Groupe de quatre femmes du type Lalinde / Gönnersdorf, gravées à Qurta
(d’après Smith 1967).
Ces faits sont remarquables et renouvellent notre vision d’une partie des images rupestres du Nord de l’Afrique. On se demande en particulier si les gravures de Qurta ne témoigneraient pas d’échanges culturels à longue distance d’un continent à l’autre, au Paléolithique supérieur (et alors dans quel sens ?) -- cela paraît d’autant plus envisageable qu’à cette époque le niveau des mers se situait à environ cent mètres au-dessous de l’actuel. D’autres sites à gravures ont été repérés dans la région de Qurta: leur inventaire et leur étude pourraient apporter des éléments de réponse à cette question.
Mais ce n’est pas que dans cette région qu’il conviendra de poursuivre l’enquête. En effet, dans une ancienne publication (parue en 1968) qui fut trop peu remarquée, Paolo Graziosi avait déjà évoqué la possibilité de gravures paléolithiques dans le nord de l’Afrique. Son article était significativement intitulé « L’art paléo-épipaléolithique de la Province Méditerranéenne et ses nouveaux documents d’Afrique du Nord et du Proche-Orient. »
Pour définir cet art « méditerranéen » particulier, le grand préhistorien italien s’appuyait sur des critères stylistiques tels que, sur les taureaux, une corne tournée en avant et à profil ouvert: cette caractéristique, présente à Qurta, se retrouve par exemple sur une tête gravée sur un bloc de pierre de la grotte de Romito en Italie. Elle se remarque également sur des gravures de plusieurs sites de Cyrénaïque en Libye.
Il serait utile de préciser tous les critères d’identification de ce « style méditerranéen », et de reprendre l’étude de plusieurs sites qui pourraient fort bien en relever, comme celui de el-Khêl en Tripolitaine. On pourrait alors s’attendre à quelques surprises, sachant que la plus ancienne peinture d’Afrique du Nord se trouve sur la paroi d’un abri-sous-roche à Ifri n’Ammar au Maroc, où elle était couverte par des dépôts ibéromaurusiens datés des XIIIe-Xe millénaires BCE, ce qui leur donne un terminus ante quem grosso modo comparable à celui de Qurta.
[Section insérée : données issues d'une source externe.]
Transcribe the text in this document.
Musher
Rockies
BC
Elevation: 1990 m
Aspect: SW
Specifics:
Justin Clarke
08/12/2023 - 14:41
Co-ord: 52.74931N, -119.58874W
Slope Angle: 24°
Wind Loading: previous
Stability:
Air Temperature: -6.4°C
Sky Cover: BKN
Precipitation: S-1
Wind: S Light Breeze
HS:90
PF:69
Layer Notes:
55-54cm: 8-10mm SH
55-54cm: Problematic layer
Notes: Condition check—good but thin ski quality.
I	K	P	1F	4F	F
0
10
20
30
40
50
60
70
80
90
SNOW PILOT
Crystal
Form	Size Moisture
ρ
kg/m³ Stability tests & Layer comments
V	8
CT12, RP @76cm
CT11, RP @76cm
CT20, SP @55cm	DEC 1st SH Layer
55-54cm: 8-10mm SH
Dans ces niveaux, une carapace de tortue (Testudo græca) fragmentée portait des traces de pigment rouge sur sa surface interne, et pourrait donc bien avoir servi de récipient pour un peintre. Hélas, la peinture visible sur la paroi ne laisse rien reconnaître de précis, et ne peut qu’être inscrite dans la catégorie un peu fourre-tout des « signes. »
Ce qui semble s’esquisser maintenant, c’est la possibilité d’une « province » rupestre méditerranéenne qui se serait déployée parallèlement à la côte nord de l’Afrique, avec une extension notable le long du Nil, marquée par le site de Qurta.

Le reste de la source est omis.